Depois aparece sempre o argumento dos canais como a RTP Internacional, África, Memória, etc. Os canais especializados podem ser privatizados à parte, e, mesmo que, nos contratos a fazer com privados, as suas actividades se mantenham fortemente subsidiadas, é possível manter os canais que exercem funções de "negócios estrangeiros", e que não são propriamente órgãos de comunicação, como a RTP África. Há mil e uma soluções possíveis para se manter o que é efectivamente "serviço público", mesmo que se aceite uma definição extensiva desse "serviço", sem que o Estado (e o Governo) mantenha órgãos de informação sob o seu controlo, nem o modelo da RTP.

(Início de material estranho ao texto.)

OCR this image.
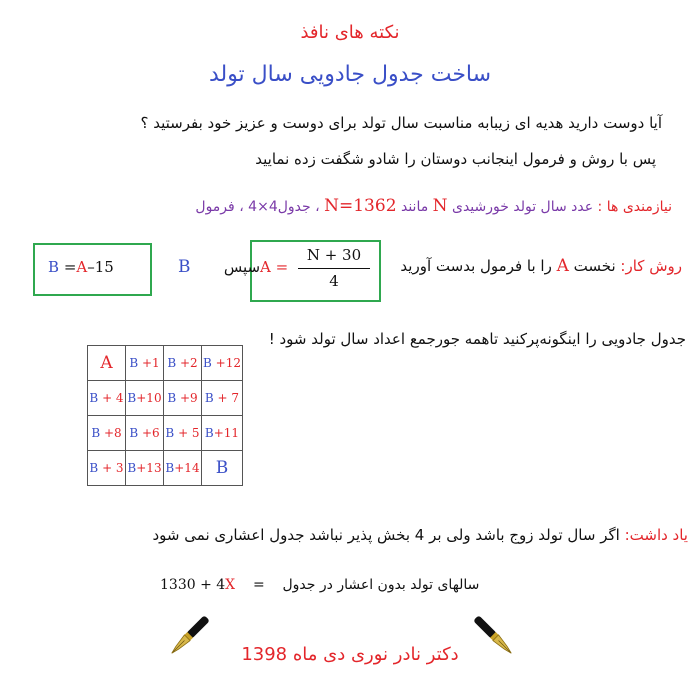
نکته های نافذ
ساخت جدول جادویی سال تولد
آیا دوست دارید هدیه ای زیبابه مناسبت سال تولد برای دوست و عزیز خود بفرستید ؟
پس با روش و فرمول اینجانب دوستان را شادو شگفت زده نمایید
نیازمندی ها : عدد سال تولد خورشیدی N مانند N=1362 ، جدول4×4 ، فرمول
روش کار: نخست A را با فرمول بدست آورید
A =
N + 30
4
سپس       B
B =A–15
جدول جادویی را اینگونه‌پرکنید تاهمه جورجمع اعداد سال تولد شود !
A	B +1	B +2	B +12
B + 4	B+10	B +9	B + 7
B +8	B +6	B + 5	B+11
B + 3	B+13	B+14	B
یاد داشت: اگر سال تولد زوج باشد ولی بر 4 بخش پذیر نباشد جدول اعشاری نمی شود
1330 + 4X = سالهای تولد بدون اعشار در جدول
دکتر نادر نوری دی ماه 1398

Para além disto tudo, com a televisão a mudar tecnologicamente, não há razão para que o Estado, tão cioso de gastar milhões na sua televisão, não os possa gastar para democratizar o acesso ao cabo e à rede, diminuindo a dependência das emissões de sinal aberto e valorizando as opções plurais dos telespectadores, mantidos sob a hegemonia das televisões generalistas, nas quais a RTP não faz muita diferença da SIC e da TVI. Nada disto, insisto, é impossível, nem sequer muito complexo, exige apenas vontade política, que é o que falta.

Esta mudança não virá do PS e, como as coisas estão, também não virá do PSD. O PS opôs-se à privatização de toda a comunicação social do Estado, se dependesse do PS o Diário de Noticias ainda seria do Estado, e opôs-se ao fim do monopólio da RTP e à criação dos canais privados. O PSD tem oscilado, a ele se deve a liberalização do espaço televisivo, mas no Governo tende a comportar-se como o PS no controlo da informação pública. Com Marcelo e Marques Mendes defendeu-se a privatização da RTP, mas duvido que a actual direcção do PSD mantenha esta política. Quanto ao PCP, por ele não havia televisão privada e o PP tem uma posição pouco clara, embora se possa admitir que evolua para uma postura mais liberal.

Resta a opinião pública, cada vez mais sensível à manipulação política da RTP e por isso susceptível a uma exigência democrática e liberal de retirar tudo o que diga respeito à informação e comunicação das mãos do Governo. O conflito entre a "empresa" e o seu "empregado" José Rodrigues dos Santos é, apesar de todas as ambiguidades de cada uma das partes, incómodo por isso mesmo: mostra quem manda na RTP.